Angle(s)

Tuesday, March 31, 2015

Alvin Lucier - Bird and Person Dyning


Alvin Lucier was born in 1931 in Nashua, New Hampshire. He was educated in Nashua public and parochial schools, the Portsmouth Abbey School, Yale, and Brandeis and spent two years in Rome on a Fulbright Scholarship. From 1962 to 1970 he taught at Brandeis, where he conducted the Brandeis University Chamber Chorus which devoted much of its time to the performance of new music. Since 1970 he has taught at Wesleyan University where he is John Spencer Camp Professor of Music. Lucier has pioneered in many areas of music composition and performance, including the notation of performers' physical gestures, the use of brain waves in live performance, the generation of visual imagery by sound in vibrating media, and the evocation of room acoustics for musical purposes. His recent works include a series of sound installations and works for solo instruments, chamber ensembles, and orchestra in which, by means of close tunings with pure tones, sound waves are caused to spin through space.

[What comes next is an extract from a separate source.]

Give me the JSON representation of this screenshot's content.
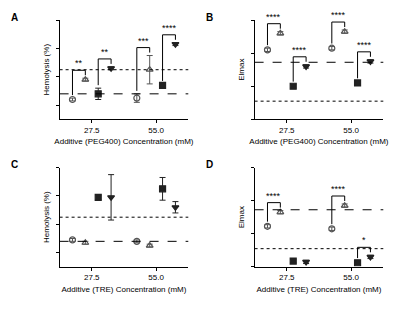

Mr. Lucier performs, lectures and exhibits his sound installations extensively in the United States, Europe and Asia. He has visited Japan twice: in 1988 he performed at the Abiko Festival, Tokyo, and installed MUSIC ON A LONG THIN WIRE in Kyoto; in 1992 he toured with pianist Aki Takahashi, performing in Kawasaki, Yamaguchi and Yokohama. In 1990-91 he was a guest of the DAAD Kunstler Program in Berlin. In January 1992, he performed in Delhi, Madras, and Bombay, and during the summer of that year was guest composer at the Time of Music Festival in Vitaasari, Finland. He regularly contributes articles to books and periodicals. His own book, Chambers, written in collaboration with Douglas Simon, was published by the Wesleyan University Press. In addition, several of his works are available on Cramps (Italy), Disques Montaigne, Source, Mainstream, CBS Odyssey, Nonesuch, and Lovely Music Records.

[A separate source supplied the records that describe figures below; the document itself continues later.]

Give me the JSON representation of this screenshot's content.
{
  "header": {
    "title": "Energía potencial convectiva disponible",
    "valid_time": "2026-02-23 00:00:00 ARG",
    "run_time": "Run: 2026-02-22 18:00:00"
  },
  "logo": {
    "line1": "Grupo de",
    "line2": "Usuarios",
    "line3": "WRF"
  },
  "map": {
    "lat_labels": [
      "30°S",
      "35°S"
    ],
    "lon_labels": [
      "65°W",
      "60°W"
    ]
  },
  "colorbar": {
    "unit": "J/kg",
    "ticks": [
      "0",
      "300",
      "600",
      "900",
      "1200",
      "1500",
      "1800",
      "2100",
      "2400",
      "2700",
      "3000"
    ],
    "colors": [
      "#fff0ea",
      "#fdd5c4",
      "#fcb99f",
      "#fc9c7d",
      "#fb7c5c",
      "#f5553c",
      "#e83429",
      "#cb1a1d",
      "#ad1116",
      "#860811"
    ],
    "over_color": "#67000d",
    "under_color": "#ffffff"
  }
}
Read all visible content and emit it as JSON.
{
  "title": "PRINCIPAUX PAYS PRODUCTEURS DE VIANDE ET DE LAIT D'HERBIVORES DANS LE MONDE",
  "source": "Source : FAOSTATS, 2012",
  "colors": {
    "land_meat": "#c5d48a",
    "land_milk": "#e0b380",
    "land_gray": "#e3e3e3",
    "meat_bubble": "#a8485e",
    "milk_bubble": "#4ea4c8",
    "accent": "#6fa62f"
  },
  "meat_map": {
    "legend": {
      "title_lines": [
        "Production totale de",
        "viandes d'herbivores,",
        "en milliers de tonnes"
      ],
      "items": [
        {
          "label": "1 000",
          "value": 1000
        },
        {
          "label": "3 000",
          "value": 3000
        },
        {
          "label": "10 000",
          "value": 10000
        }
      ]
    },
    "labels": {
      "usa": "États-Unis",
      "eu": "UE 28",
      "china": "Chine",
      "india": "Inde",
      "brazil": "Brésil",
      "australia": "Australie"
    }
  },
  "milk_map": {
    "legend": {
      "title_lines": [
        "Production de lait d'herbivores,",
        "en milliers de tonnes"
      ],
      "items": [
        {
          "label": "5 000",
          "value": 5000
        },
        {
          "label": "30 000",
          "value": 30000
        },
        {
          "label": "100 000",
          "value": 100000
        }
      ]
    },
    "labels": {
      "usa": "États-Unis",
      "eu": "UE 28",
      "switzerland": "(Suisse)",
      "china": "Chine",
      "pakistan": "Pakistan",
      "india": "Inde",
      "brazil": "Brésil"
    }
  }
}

In October, 1994, Wesleyan University honored Alvin Lucier with a five-day festival, ALVIN LUCIER: COLLABORATIONS, for which he composed twelve new works, including THEME, based on a poem by John Ashbery and SKIN, MEAT, BONE, a collaborative theater work with Robert Wilson. In April, 1997, Lucier presented a concert of his works on the MAKING MUSIC SERIES at Carnegie Hall and in October of the same year his most recent sound installation, EMPTY VESSELS, was exhibited at the Donaueschingen Music Festival in Germany. Recently, DIAMONDS for three orchestras was performed under the direction of Petr Kotik at the Prague Spring Festival, 1999.

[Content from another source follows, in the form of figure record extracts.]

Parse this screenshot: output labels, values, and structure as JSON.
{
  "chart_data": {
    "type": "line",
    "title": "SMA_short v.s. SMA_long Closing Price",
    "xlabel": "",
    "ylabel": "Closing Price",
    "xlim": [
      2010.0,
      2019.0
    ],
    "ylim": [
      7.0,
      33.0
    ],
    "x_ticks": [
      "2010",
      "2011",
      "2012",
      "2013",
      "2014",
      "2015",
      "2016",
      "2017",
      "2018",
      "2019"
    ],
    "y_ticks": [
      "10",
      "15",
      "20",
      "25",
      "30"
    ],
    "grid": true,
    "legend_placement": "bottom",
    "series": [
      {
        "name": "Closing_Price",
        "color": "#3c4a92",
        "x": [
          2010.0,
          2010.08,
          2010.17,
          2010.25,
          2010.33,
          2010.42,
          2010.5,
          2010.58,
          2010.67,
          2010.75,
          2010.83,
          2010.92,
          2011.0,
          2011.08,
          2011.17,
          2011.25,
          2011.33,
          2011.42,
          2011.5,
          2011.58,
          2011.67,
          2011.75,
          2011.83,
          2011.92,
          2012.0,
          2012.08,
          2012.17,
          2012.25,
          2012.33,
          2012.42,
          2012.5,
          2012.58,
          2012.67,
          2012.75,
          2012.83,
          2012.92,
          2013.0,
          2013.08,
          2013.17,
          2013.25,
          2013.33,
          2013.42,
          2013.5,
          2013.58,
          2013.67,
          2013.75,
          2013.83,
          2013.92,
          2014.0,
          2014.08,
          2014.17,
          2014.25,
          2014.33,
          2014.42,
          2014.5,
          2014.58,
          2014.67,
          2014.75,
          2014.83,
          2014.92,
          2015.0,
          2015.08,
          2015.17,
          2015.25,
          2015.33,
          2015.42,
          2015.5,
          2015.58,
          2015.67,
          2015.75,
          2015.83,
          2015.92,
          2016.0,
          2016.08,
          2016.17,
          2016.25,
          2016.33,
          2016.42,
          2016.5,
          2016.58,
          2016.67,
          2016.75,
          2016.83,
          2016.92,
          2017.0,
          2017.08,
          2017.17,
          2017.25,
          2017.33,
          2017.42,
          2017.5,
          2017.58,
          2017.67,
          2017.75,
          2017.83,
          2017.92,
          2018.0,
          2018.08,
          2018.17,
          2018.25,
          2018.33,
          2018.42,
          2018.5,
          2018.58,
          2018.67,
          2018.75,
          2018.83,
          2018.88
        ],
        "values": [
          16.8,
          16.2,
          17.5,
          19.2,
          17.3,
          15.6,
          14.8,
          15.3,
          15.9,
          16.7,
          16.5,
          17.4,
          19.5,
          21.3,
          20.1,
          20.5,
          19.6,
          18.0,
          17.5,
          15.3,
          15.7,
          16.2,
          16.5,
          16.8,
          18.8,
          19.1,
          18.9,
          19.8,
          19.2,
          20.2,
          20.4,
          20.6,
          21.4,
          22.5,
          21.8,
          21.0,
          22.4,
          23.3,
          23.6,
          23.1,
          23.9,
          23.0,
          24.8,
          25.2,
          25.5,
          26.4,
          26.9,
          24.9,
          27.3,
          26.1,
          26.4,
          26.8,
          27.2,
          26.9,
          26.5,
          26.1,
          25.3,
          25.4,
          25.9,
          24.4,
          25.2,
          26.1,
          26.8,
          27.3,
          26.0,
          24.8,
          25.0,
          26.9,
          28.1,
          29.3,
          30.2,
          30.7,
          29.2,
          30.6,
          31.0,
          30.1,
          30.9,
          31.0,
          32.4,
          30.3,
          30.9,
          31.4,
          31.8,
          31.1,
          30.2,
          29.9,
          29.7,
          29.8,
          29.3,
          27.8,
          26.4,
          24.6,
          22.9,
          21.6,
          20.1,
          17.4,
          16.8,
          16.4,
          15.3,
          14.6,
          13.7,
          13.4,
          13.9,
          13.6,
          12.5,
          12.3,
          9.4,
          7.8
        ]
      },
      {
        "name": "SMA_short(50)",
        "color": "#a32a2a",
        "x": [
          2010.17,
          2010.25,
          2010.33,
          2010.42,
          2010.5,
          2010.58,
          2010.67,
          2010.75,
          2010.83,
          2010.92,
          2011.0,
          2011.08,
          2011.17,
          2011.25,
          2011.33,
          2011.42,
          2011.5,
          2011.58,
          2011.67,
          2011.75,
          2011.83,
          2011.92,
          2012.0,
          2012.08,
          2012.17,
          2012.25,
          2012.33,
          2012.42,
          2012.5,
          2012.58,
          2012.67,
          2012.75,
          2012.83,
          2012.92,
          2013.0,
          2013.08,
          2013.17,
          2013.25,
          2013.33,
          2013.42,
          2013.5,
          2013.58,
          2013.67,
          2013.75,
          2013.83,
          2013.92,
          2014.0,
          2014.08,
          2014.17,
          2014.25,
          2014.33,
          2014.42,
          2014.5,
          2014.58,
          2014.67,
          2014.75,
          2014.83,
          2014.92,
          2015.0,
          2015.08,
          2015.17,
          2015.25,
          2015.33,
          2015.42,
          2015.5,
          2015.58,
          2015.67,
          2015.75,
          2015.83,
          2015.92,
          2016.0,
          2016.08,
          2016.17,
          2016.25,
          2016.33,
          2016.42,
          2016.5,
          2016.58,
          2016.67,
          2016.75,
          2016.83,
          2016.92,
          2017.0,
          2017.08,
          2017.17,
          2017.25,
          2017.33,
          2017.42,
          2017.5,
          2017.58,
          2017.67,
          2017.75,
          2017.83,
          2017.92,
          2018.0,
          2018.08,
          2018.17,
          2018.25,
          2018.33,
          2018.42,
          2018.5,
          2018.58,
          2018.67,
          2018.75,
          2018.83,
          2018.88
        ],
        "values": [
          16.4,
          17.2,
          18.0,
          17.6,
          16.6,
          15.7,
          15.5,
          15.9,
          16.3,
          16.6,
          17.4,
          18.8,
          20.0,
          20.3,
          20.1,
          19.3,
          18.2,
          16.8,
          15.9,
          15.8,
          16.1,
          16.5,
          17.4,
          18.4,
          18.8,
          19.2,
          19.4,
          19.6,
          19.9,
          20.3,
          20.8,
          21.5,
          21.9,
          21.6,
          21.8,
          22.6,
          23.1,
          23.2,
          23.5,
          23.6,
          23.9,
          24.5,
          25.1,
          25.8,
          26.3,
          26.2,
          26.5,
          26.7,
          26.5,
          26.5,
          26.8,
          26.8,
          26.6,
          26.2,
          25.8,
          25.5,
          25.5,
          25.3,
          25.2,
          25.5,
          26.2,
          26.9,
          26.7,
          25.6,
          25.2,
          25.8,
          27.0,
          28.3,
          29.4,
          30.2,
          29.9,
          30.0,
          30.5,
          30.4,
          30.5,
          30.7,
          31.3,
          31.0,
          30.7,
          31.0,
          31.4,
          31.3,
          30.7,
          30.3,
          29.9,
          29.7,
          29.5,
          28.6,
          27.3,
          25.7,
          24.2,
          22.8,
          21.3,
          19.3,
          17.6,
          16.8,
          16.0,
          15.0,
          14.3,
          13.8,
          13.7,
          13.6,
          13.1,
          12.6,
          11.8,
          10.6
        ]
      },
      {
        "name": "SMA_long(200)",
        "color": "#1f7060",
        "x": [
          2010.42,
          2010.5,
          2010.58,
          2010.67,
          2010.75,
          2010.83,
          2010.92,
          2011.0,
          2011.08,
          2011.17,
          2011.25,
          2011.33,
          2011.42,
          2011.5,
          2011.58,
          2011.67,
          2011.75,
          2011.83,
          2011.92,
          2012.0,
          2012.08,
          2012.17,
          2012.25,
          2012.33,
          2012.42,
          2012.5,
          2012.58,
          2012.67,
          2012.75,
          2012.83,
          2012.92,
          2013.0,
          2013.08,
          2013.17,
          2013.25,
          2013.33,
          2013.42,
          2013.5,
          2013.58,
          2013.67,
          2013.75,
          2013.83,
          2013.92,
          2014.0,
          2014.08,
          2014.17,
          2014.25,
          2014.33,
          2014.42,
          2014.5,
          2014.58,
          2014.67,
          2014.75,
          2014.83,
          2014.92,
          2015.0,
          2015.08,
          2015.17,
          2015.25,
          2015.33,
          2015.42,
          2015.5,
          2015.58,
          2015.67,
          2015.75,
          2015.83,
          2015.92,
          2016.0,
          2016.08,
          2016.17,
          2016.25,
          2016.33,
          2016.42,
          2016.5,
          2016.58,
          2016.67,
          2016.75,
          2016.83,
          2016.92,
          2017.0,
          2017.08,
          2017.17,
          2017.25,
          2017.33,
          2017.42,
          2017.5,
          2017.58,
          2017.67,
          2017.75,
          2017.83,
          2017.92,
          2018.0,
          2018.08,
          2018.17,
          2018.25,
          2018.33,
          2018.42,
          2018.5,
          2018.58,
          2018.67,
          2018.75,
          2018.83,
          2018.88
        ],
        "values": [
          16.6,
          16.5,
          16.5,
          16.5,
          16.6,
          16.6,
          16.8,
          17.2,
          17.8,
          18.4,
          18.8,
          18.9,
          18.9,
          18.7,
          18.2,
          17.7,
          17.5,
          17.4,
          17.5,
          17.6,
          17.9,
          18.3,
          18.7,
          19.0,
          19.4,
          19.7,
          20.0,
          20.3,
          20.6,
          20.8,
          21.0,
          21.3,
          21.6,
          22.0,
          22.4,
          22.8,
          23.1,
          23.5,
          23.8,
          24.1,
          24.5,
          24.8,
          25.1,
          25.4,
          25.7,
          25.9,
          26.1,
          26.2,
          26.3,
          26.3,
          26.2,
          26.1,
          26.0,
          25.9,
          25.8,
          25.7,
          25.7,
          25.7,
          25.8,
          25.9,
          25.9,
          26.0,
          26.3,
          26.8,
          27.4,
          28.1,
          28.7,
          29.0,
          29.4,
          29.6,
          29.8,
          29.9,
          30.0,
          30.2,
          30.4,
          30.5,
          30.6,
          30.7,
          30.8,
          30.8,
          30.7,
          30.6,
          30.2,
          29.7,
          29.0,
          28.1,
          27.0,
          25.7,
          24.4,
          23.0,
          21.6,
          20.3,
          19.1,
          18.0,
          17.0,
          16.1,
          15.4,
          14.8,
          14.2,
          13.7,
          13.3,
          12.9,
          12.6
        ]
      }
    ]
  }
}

During this performance a small electric bird chirps in the space and Alvin Lucier moves his head as if trying to locate it by listening to its song. He wears binaural microphones in his ears, and the sound picked up by these microphones is diffused through two loudspeakers. By amplifying the microphone input, feedback between the output of the loudspeakers and the input of the microphones is created. Since the pitch of the feedback is related to the distance between the microphone and loudspeaker and the reflections of the sound in the performance space, every movement of the head of the performer causes a change in feedback sound. At the same time, we also hear the bird amplified through the microphones in the ears of the performer and the sound of the bird interacts with the feedback sound. Therefore, not only the distance between the performer and the loudspeaker but also the distance between performer and bird shape the sound in this piece. Alvin Lucier makes movements that signify listening or, as he himself says, "do you know how robins turn their heads to listen?" (Alvin Lucier Reflections. Interviews, Scores, Writings 1965-1994 Cologne 2005). Listening is made an audible feature of the performance. This is an example of a performance that uses movements that have a specific cultural context and are therefore also connected with a certain expectation. Movements for listening remain mostly silent, but here Alvin Lucier adapts them for a new function and these movements become audible.